Modern logic analyzers commonly have a large number of input connections. For example, some prior art logic analyzers may have over one hundred input lines. These input lines are normally connected to processing circuitry which may be realized on a plurality of application specific integrated circuits (ASICs). In order to function properly, the clock signals which control the sampling and processing of the input signals must be common to all the ASICs used. This common clock signal (or reference signal) is typically an externally supplied signal, related to the frequency of the data signals to be acquired. In this method of acquisition, the data signals to be analyzed are acquired synchronously.
High speed asynchronous signal acquisition of analog signals is known from the TDS-500 digital sampling oscilloscope, manufactured by Tektronix Inc., of Wilsonville, Oreg. In that oscilloscope, a relatively very large number of samples are taken of the input waveform, asynchronously, to accurately define the shape of the waveform for processing and display.

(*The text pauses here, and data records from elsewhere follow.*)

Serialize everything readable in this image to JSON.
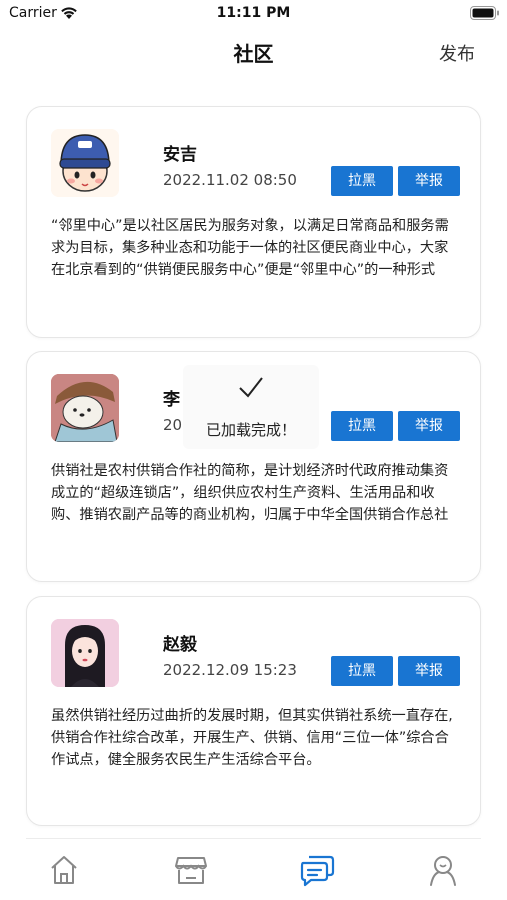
{
  "status_bar": {
    "carrier": "Carrier",
    "time": "11:11 PM"
  },
  "nav": {
    "title": "社区",
    "publish_label": "发布"
  },
  "posts": [
    {
      "name": "安吉",
      "time": "2022.11.02 08:50",
      "block_label": "拉黑",
      "report_label": "举报",
      "content": "“邻里中心”是以社区居民为服务对象，以满足日常商品和服务需求为目标，集多种业态和功能于一体的社区便民商业中心，大家在北京看到的“供销便民服务中心”便是“邻里中心”的一种形式"
    },
    {
      "name": "李",
      "time": "20",
      "block_label": "拉黑",
      "report_label": "举报",
      "content": "供销社是农村供销合作社的简称，是计划经济时代政府推动集资成立的“超级连锁店”，组织供应农村生产资料、生活用品和收购、推销农副产品等的商业机构，归属于中华全国供销合作总社"
    },
    {
      "name": "赵毅",
      "time": "2022.12.09 15:23",
      "block_label": "拉黑",
      "report_label": "举报",
      "content": "虽然供销社经历过曲折的发展时期，但其实供销社系统一直存在,供销合作社综合改革，开展生产、供销、信用“三位一体”综合合作试点，健全服务农民生产生活综合平台。"
    }
  ],
  "toast": {
    "text": "已加载完成！"
  },
  "tabbar": {
    "active_color": "#1975d2",
    "inactive_color": "#888888",
    "items": [
      {
        "icon": "home-icon",
        "active": false
      },
      {
        "icon": "store-icon",
        "active": false
      },
      {
        "icon": "community-chat-icon",
        "active": true
      },
      {
        "icon": "profile-icon",
        "active": false
      }
    ]
  },
  "colors": {
    "button_blue": "#1975d2"
  }
}
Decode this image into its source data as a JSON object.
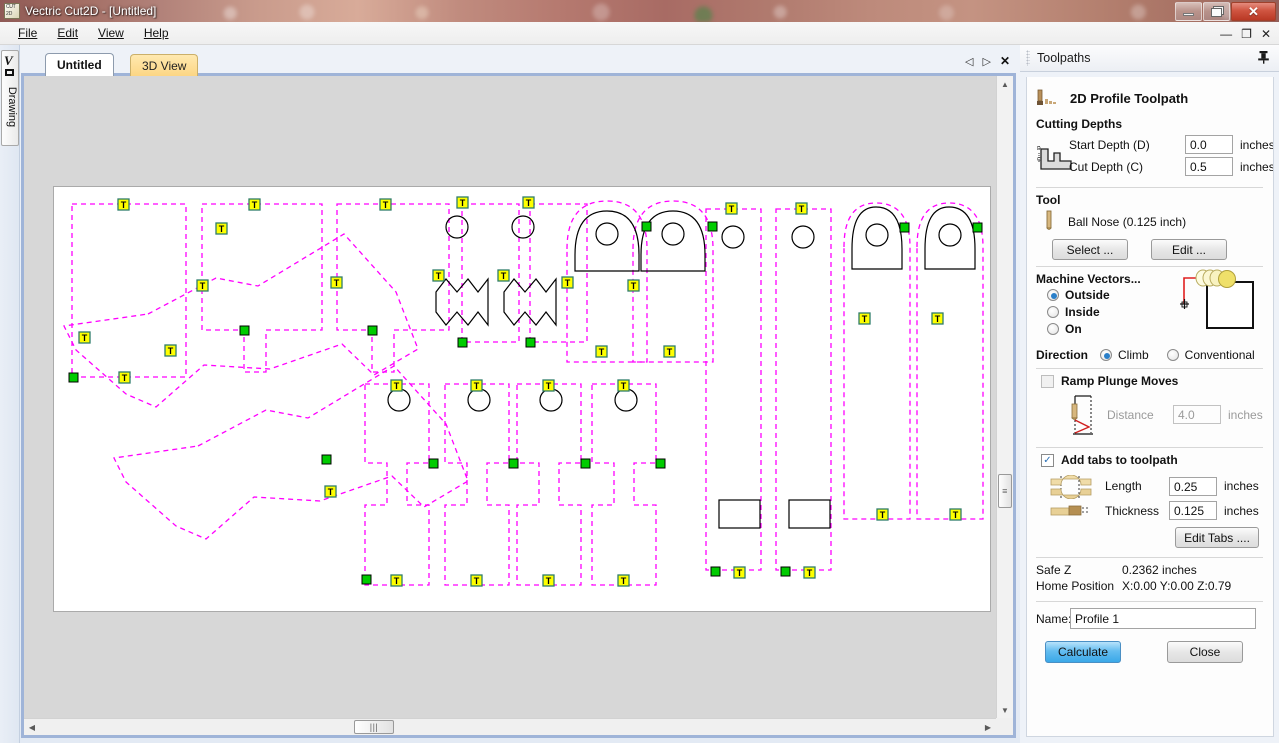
{
  "window": {
    "title": "Vectric Cut2D - [Untitled]",
    "app_icon": "cut2d-app-icon",
    "minimize_label": "",
    "restore_label": "",
    "close_label": "✕"
  },
  "menubar": {
    "items": [
      {
        "label": "File",
        "accel": "F"
      },
      {
        "label": "Edit",
        "accel": "E"
      },
      {
        "label": "View",
        "accel": "V"
      },
      {
        "label": "Help",
        "accel": "H"
      }
    ]
  },
  "mdi_controls": {
    "minimize": "—",
    "restore": "❐",
    "close": "✕"
  },
  "left_rail": {
    "drawing_tab_label": "Drawing",
    "drawing_tab_icon": "pen-and-rect-icon"
  },
  "document": {
    "tabs": [
      {
        "label": "Untitled",
        "active": true
      },
      {
        "label": "3D View",
        "active": false
      }
    ],
    "tab_nav": {
      "prev": "◁",
      "next": "▷",
      "close": "✕"
    }
  },
  "scrollbars": {
    "v_up": "▲",
    "v_down": "▼",
    "h_left": "◀",
    "h_right": "▶",
    "h_thumb_grip": "|||",
    "v_thumb_grip": "≡"
  },
  "panel": {
    "title": "Toolpaths",
    "pin_icon": "pushpin-icon",
    "heading": "2D Profile Toolpath",
    "heading_icon": "profile-toolpath-icon",
    "cutting_depths": {
      "section_label": "Cutting Depths",
      "icon": "cut-depth-diagram-icon",
      "start_depth_label": "Start Depth (D)",
      "start_depth_value": "0.0",
      "start_depth_unit": "inches",
      "cut_depth_label": "Cut Depth (C)",
      "cut_depth_value": "0.5",
      "cut_depth_unit": "inches"
    },
    "tool": {
      "section_label": "Tool",
      "icon": "end-mill-icon",
      "name": "Ball Nose (0.125 inch)",
      "select_button": "Select ...",
      "edit_button": "Edit ..."
    },
    "machine_vectors": {
      "section_label": "Machine Vectors...",
      "diagram_icon": "machine-vectors-outside-diagram",
      "options": [
        {
          "label": "Outside",
          "selected": true
        },
        {
          "label": "Inside",
          "selected": false
        },
        {
          "label": "On",
          "selected": false
        }
      ]
    },
    "direction": {
      "label": "Direction",
      "options": [
        {
          "label": "Climb",
          "selected": true
        },
        {
          "label": "Conventional",
          "selected": false
        }
      ]
    },
    "ramp_plunge": {
      "checkbox_label": "Ramp Plunge Moves",
      "checked": false,
      "icon": "ramp-plunge-diagram-icon",
      "distance_label": "Distance",
      "distance_value": "4.0",
      "distance_unit": "inches"
    },
    "tabs_section": {
      "checkbox_label": "Add tabs to toolpath",
      "checked": true,
      "length_icon": "tab-length-icon",
      "length_label": "Length",
      "length_value": "0.25",
      "length_unit": "inches",
      "thickness_icon": "tab-thickness-icon",
      "thickness_label": "Thickness",
      "thickness_value": "0.125",
      "thickness_unit": "inches",
      "edit_tabs_button": "Edit Tabs ...."
    },
    "positions": {
      "safe_z_label": "Safe Z",
      "safe_z_value": "0.2362 inches",
      "home_label": "Home Position",
      "home_value": "X:0.00 Y:0.00 Z:0.79"
    },
    "name": {
      "label": "Name:",
      "value": "Profile 1"
    },
    "actions": {
      "calculate": "Calculate",
      "close": "Close"
    }
  },
  "colors": {
    "toolpath": "#ff00ff",
    "vector": "#000000",
    "tab_marker_fill": "#ffff00",
    "tab_marker_border": "#2e7d6b",
    "start_point": "#00cc00",
    "accent": "#3aa8e8",
    "active_tab": "#ffffff",
    "inactive_tab": "#fcd684"
  },
  "canvas": {
    "tab_marker_letter": "T",
    "shapes": [
      {
        "name": "blank-panel-1",
        "type": "rect-path"
      },
      {
        "name": "notched-panel-2",
        "type": "rect-path"
      },
      {
        "name": "notched-panel-3",
        "type": "rect-path"
      },
      {
        "name": "zigzag-panel-4",
        "type": "zigzag"
      },
      {
        "name": "zigzag-panel-5",
        "type": "zigzag"
      },
      {
        "name": "arch-head-6",
        "type": "arch"
      },
      {
        "name": "arch-head-7",
        "type": "arch"
      },
      {
        "name": "circle-strip-8",
        "type": "strip"
      },
      {
        "name": "circle-strip-9",
        "type": "strip"
      },
      {
        "name": "arch-strip-10",
        "type": "arch-strip"
      },
      {
        "name": "arch-strip-11",
        "type": "arch-strip"
      },
      {
        "name": "organic-poly-12",
        "type": "polygon"
      },
      {
        "name": "organic-poly-13",
        "type": "polygon"
      },
      {
        "name": "leg-panel-14",
        "type": "leg"
      },
      {
        "name": "leg-panel-15",
        "type": "leg"
      },
      {
        "name": "leg-panel-16",
        "type": "leg"
      },
      {
        "name": "leg-panel-17",
        "type": "leg"
      },
      {
        "name": "box-strip-18",
        "type": "box-strip"
      },
      {
        "name": "box-strip-19",
        "type": "box-strip"
      }
    ]
  }
}
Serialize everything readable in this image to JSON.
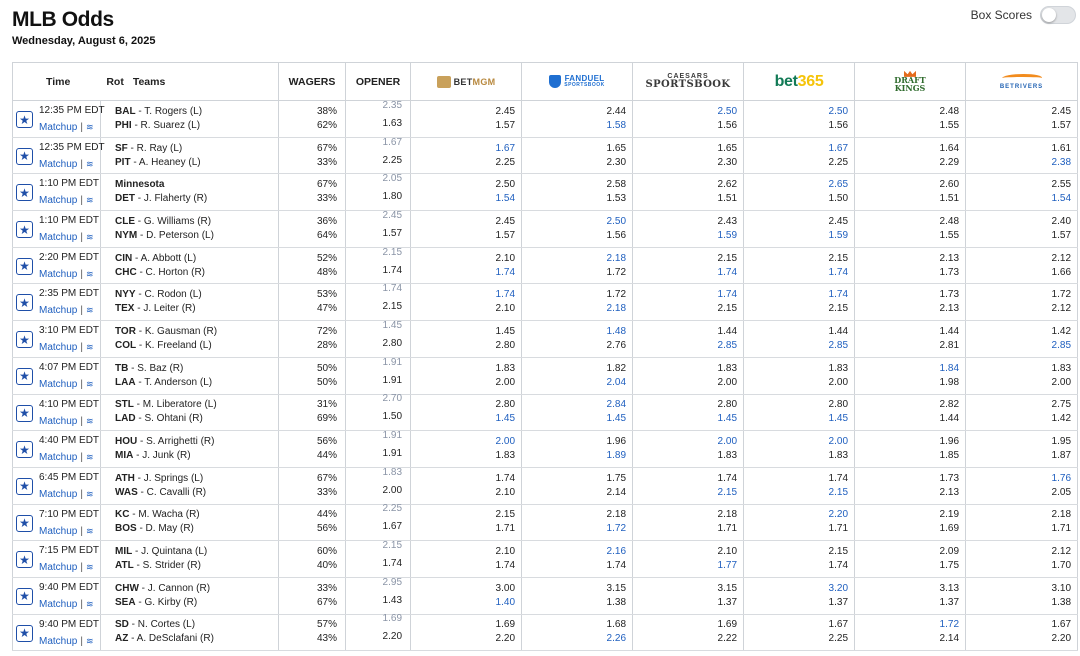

It is herein recognized that such high speed sampling of the digital data presented to a logic analyzer would allow the analyzer to more precisely determine the location of the edges of the digital signals, thus better defining the logic states of the input digital data. It is envisioned that such a system would utilize, for example, a 250 MHz clock. Unlike the above mentioned TDS-500 oscilloscope, it is herein recognized that if both edges of that clock were utilized, the sampling rate would be effectively doubled, thus providing the benefits of a 500 MHz clock while employing a lower speed clock.
Unfortunately, two problems immediately arise. The first is, due to limitations in the number of inputs which can be handled on a typical ASIC, multiple ASICs are required. Each ASIC has literally tens of thousands of gates to be driven by the common high speed clock signal. The combined capacitances of the inputs of those gates requires the common clock signal to be amplified significantly to enable it to drive all the gates. This causes a problem because seemingly identical ASICs necessarily exhibit different delays in their internal circuitry. This unfortunate truth results in a clock signal which undesirably occurs at a different time for each ASIC. That is, the amplifier chain delays and distorts the clock signal in relation to the original input clock signal.
The second problem concerns the use of both edges of the clock. In order to do so, it is critical that the clock signal be a square wave (i.e., have equal high and low periods, that is, an equal duty cycle). Unfortunately, it is herein recognized that the amplifier chain also distorts the duty cycle of the high speed clock.
Therefore, the problem to be solved is to ensure that the final high speed clocks used in each of perhaps sixteen different ASICs are substantially identical to each other, in phase, frequency and duty cycle.